The following Article was published in The Columbia Daily Tribune.
Verification Link: http://www.showmenews.com/2005/Oct/20051025News006.asp
Gray prepares for execution
Condemned man maintains innocence.
Published Tuesday, October 25, 2005
ST. LOUIS (AP) - From a holding cell in the state prison at Bonne Terre, Marlin Gray took a phone call from a funeral home yesterday preparing for what he believes is his certain but wrongful execution by lethal injection just after midnight tonight.
Gray maintains that he and three similarly convicted co-defendants are innocent in the deaths of sisters Julie and Robin Kerry, whom the state maintained were pushed from the abandoned Mississippi River bridge at Old Chain of Rocks in north St. Louis in April 1991.
"It’s surreal to be planning your own funeral," said Gray, 38. "... I’m about to die for trial strategy with no basis in fact whatsoever."
Gray, convicted of two first-degree murders as an accomplice, has maintained his innocence all along. He and his supporters, including Rep. William Lacy Clay, D-Mo, cite serious constitutional violations at his police interrogation and trial that they say resulted in wrongful conviction.
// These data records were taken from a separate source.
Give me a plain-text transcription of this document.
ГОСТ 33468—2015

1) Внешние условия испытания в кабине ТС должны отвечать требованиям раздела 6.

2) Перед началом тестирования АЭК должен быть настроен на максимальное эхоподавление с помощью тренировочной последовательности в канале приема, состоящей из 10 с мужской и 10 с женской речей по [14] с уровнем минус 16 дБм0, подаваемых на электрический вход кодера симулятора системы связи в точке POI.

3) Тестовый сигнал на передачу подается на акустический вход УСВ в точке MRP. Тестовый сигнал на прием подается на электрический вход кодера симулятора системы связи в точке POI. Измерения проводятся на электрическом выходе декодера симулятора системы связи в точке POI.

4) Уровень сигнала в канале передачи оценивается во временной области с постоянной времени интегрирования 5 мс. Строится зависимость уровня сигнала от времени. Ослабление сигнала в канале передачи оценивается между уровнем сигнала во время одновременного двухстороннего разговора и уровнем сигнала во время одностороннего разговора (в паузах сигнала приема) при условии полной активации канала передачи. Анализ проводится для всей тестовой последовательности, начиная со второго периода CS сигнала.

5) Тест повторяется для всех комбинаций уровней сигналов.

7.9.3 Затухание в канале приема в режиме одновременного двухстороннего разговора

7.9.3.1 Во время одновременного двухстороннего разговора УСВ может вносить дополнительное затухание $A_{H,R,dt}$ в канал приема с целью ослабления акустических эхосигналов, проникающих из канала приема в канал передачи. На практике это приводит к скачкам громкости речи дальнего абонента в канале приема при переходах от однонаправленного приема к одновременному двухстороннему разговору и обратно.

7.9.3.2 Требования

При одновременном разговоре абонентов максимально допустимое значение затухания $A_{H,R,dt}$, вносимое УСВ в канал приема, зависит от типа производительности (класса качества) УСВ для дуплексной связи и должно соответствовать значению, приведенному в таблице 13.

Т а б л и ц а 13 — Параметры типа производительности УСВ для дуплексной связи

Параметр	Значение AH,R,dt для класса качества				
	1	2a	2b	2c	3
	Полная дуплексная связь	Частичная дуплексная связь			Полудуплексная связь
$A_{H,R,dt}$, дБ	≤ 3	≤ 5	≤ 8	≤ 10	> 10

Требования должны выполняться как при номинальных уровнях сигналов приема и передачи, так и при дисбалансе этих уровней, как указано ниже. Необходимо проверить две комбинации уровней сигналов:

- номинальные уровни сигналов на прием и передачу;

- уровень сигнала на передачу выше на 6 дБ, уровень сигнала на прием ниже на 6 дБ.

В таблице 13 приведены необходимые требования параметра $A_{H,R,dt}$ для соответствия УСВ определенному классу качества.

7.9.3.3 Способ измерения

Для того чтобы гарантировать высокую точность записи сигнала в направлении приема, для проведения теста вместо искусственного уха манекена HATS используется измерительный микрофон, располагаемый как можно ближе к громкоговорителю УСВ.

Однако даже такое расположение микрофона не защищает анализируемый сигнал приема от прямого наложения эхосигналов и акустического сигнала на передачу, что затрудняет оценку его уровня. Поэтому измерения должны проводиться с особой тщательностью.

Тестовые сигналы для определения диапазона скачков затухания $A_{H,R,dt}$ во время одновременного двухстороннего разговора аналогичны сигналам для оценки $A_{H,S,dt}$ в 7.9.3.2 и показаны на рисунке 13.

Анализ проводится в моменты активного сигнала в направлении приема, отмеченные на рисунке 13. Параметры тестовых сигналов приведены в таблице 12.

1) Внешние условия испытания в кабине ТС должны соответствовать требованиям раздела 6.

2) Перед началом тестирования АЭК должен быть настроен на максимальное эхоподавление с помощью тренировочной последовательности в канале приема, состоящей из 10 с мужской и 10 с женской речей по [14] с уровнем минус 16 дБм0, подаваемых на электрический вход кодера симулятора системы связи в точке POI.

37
Family of the girls, described as promising college students of good character, were not as willing to grant more time to reconsider the facts.
"I can’t" talk about it, said Sheila Oliveri of St. Louis, an aunt. "There have been too many years, too many hurts. I just want it over, the whole thing."
In an interview yesterday, Gray said he, friend Reginald Clemons and acquaintances Antonio Richardson and Daniel Winfrey went to the bridge, a popular youth hangout, that April night. There, they met and talked to Julie, 21, and Robin, 19, of north St. Louis County and their 19-year-old cousin, Thomas Cummins, who was visiting from Maryland.
Gray said after walking the full length of the bridge, the four returned to the Missouri side but that Richardson went back to get his flashlight. When he returned, Richardson reported he’d seen Cummins frantic on the bridge and the sisters in the river and spoke of an accident.
"He looked a little freaked out," Gray said. "He freaked us all out. We decided to leave."
Cummins had been the main suspect, and internal police reports indicate he changed his story several times and failed a lie-detector test. He said he and his cousins had been accosted by the group of four, then later tearfully admitted that he had made an advance toward Julie as she sat on the bridge railing and that she became startled, lost her balance and fell into the river. He became hysterical, and Robin jumped into the river to save her sister, according to the report.
Police presented the Cummins case to Assistant St. Louis Circuit Attorney Nels Moss, but in the absence of physical evidence, charges were not brought. Instead, Cummins became a chief witness in the others’ murder trials. He later won a $150,000 settlement from the St. Louis Police Department over allegations of police abuse during interrogation.
Gray also maintained that St. Louis police had coerced his confession with beatings and threats and refused requests for a lawyer. Gray said under duress, he confessed to rape, then later recanted. He never confessed to murder.
The prosecution struck a deal with Daniel Winfrey, the only white defendant, who testified the other three had attacked Cummins and the Kerry sisters. Winfrey later remarked to a fellow inmate that no one would believe a bunch of black men.
"The irony is, he was right," said Gray, who served four years in the Army Reserve and was pursuing a music career. "We’re talking about Missouri. It’s white people who died. Black guys are accused. It’s our history, our legacy here."
On Friday, Moss said it was Gray’s testimony on the witness stand that convicted him, describing Gray as "arrogant, controlling and pathetic." He said Gray manipulated the younger and weaker co-defendants.
Cummins, now a 33-year-old firefighter in Maryland, has an unlisted number. Gene Cummins said none of the police report statements about his son "rings true at all."
Gray’s appeals attorney, Joanne Descher, said the state didn’t present sufficient evidence to convict him of first-degree murder, failing to show he participated in the crimes or planned and directed them.
The state, in fact, conceded he was not on the bridge at all when the women died.
The pending appeal also cites prosecutorial misconduct, saying that Moss referred to Charles Manson in describing Gray and failed to disclose that Cummins had made an identical claim of police brutality during interrogation. Moss did not return phone calls to comment on that.